Mycteria is a genus of large subtropical and tropical storks (Family Ciconiidae) with representatives in the Americas, east Africa, and southern and southeastern Asia. Two species have "ibis" in their scientific or old common names, but they are not related to these birds, and merely resemble some bald-headed ibises.
Mycteria spp. are large birds, typically around 90–100 cm in length with a 150 cm wingspan. The body plumage is mainly white in all the species, with black in the flight feathers of the wings. The Old World species have bright yellow bills, red or yellow bare facial skin, and red legs; these parts are much duller in the American wood stork. Juvenile Mycteria storks are duller versions of the adults, generally browner and with paler bills.
These storks are gregarious broad-winged soaring birds that fly with the neck outstretched and legs extended. Mycteria spp. are resident breeders in lowland wetlands where they build large stick nests in trees. Most species of Mycteria are diurnal, except for M. americana, which may be nocturnal.[1]

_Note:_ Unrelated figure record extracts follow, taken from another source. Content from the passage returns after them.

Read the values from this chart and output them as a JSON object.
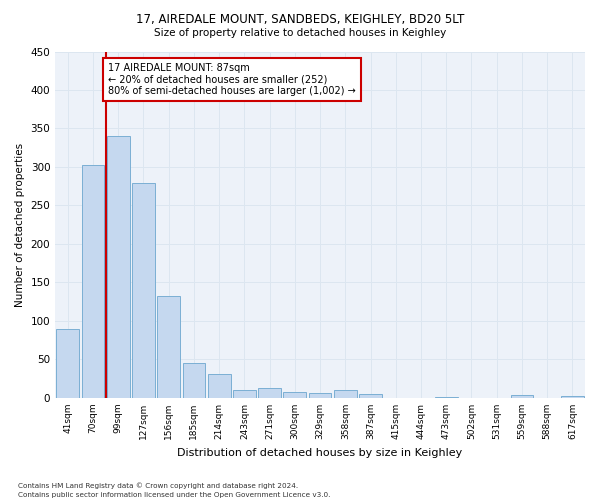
{
  "title1": "17, AIREDALE MOUNT, SANDBEDS, KEIGHLEY, BD20 5LT",
  "title2": "Size of property relative to detached houses in Keighley",
  "xlabel": "Distribution of detached houses by size in Keighley",
  "ylabel": "Number of detached properties",
  "footer1": "Contains HM Land Registry data © Crown copyright and database right 2024.",
  "footer2": "Contains public sector information licensed under the Open Government Licence v3.0.",
  "bar_color": "#c5d8ef",
  "bar_edge_color": "#7bafd4",
  "grid_color": "#dce6f0",
  "vline_color": "#cc0000",
  "annotation_box_color": "#cc0000",
  "categories": [
    "41sqm",
    "70sqm",
    "99sqm",
    "127sqm",
    "156sqm",
    "185sqm",
    "214sqm",
    "243sqm",
    "271sqm",
    "300sqm",
    "329sqm",
    "358sqm",
    "387sqm",
    "415sqm",
    "444sqm",
    "473sqm",
    "502sqm",
    "531sqm",
    "559sqm",
    "588sqm",
    "617sqm"
  ],
  "values": [
    90,
    303,
    340,
    279,
    133,
    46,
    31,
    10,
    13,
    8,
    6,
    10,
    5,
    0,
    0,
    1,
    0,
    0,
    4,
    0,
    3
  ],
  "vline_x": 1.5,
  "annotation_text": "17 AIREDALE MOUNT: 87sqm\n← 20% of detached houses are smaller (252)\n80% of semi-detached houses are larger (1,002) →",
  "ylim": [
    0,
    450
  ],
  "yticks": [
    0,
    50,
    100,
    150,
    200,
    250,
    300,
    350,
    400,
    450
  ],
  "background_color": "#edf2f9"
}
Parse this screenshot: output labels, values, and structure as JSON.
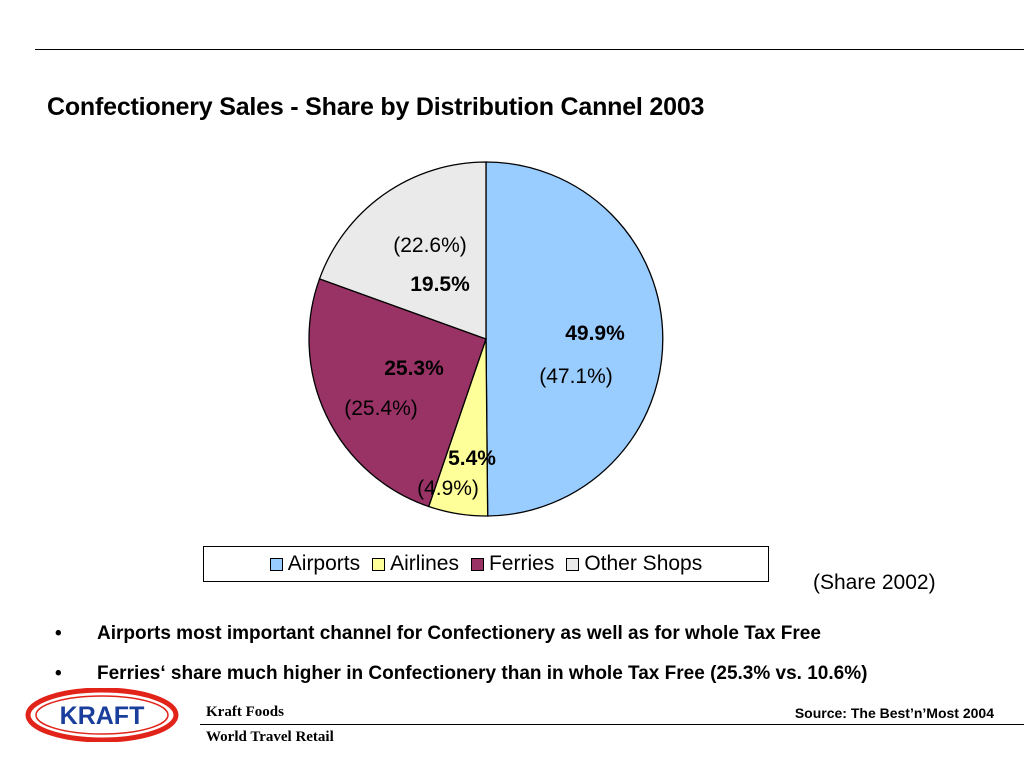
{
  "slide": {
    "title": "Confectionery Sales - Share by Distribution Cannel 2003",
    "share_note": "(Share 2002)",
    "bullets": [
      "Airports most important channel for Confectionery as well as for whole Tax Free",
      "Ferries‘ share much higher in Confectionery than in whole Tax Free (25.3% vs. 10.6%)"
    ],
    "bullet_symbol": "•"
  },
  "footer": {
    "company": "Kraft Foods",
    "division": "World Travel Retail",
    "source": "Source: The Best’n’Most 2004",
    "logo_text": "KRAFT",
    "logo_colors": {
      "ring": "#e2231a",
      "text": "#1a3e9c"
    }
  },
  "chart_data": {
    "type": "pie",
    "start": "12 o'clock",
    "direction": "clockwise",
    "legend_position": "bottom",
    "slices": [
      {
        "name": "Airports",
        "value": 49.9,
        "label": "49.9%",
        "prev_label": "(47.1%)",
        "color": "#99ccff"
      },
      {
        "name": "Airlines",
        "value": 5.4,
        "label": "5.4%",
        "prev_label": "(4.9%)",
        "color": "#ffff99"
      },
      {
        "name": "Ferries",
        "value": 25.3,
        "label": "25.3%",
        "prev_label": "(25.4%)",
        "color": "#993366"
      },
      {
        "name": "Other Shops",
        "value": 19.5,
        "label": "19.5%",
        "prev_label": "(22.6%)",
        "color": "#eaeaea"
      }
    ]
  }
}
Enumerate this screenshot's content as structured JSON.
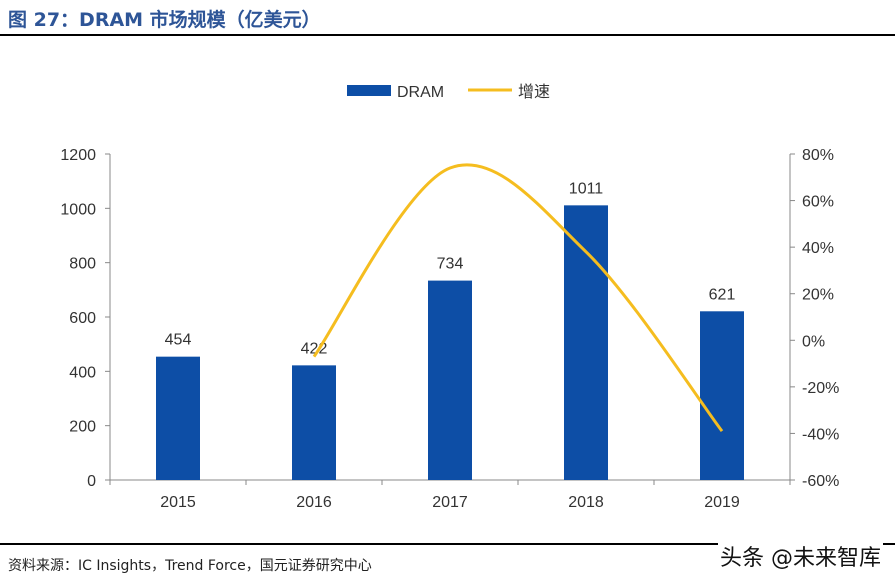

Mycteria storks walk slowly and steadily in shallow open wetlands seeking their prey, which, like that of most of their relatives, consists of fish, frogs and large insects.
The genus Mycteria inhabits subtropical and tropical regions. M. americana is distributed throughout the Americas, from the southeastern United States to northern Argentina. M. ibis lives in tropical Africa. M. leucocephala is present in eastern Pakistan and India to Vietnam. M. cinerea lives in Southeast Asia, from Cambodia and Vietnam to Sumatra and Java.[2]
The genus Mycteria was introduced in 1758 by the Swedish naturalist Carl Linnaeus in the tenth edition of his Systema Naturae for the wood stork (Mycteria americana), the type species.[3] [4] The genus name is from the Ancient Greek μυκτηρ/muktēr meaning "snout" or "nose".[5]
The genus contains four species.[6]
Two prehistoric relatives of the wood stork have been described from fossils:
The latter seems to have been a larger sister species of the wood stork, which it replaced in prehistoric North America.
Late Miocene tarsometatarsus fragments (Ituzaingó Formation at Paraná, Argentina) are somewhat similar to Mycteria but still distinct enough to be probably a distinct genus, especially considering their age. A Late Pleistocene distal radius from San Josecito Cavern (Mexico) may belong in this genus or in Ciconia. A "ciconiiform" fossil fragment from the Touro Passo Formation found at Arroio Touro Passo (Rio Grande do Sul, Brazil) might be of the living species M. americana; it is at most of Late Pleistocene age, a few ten thousands of years.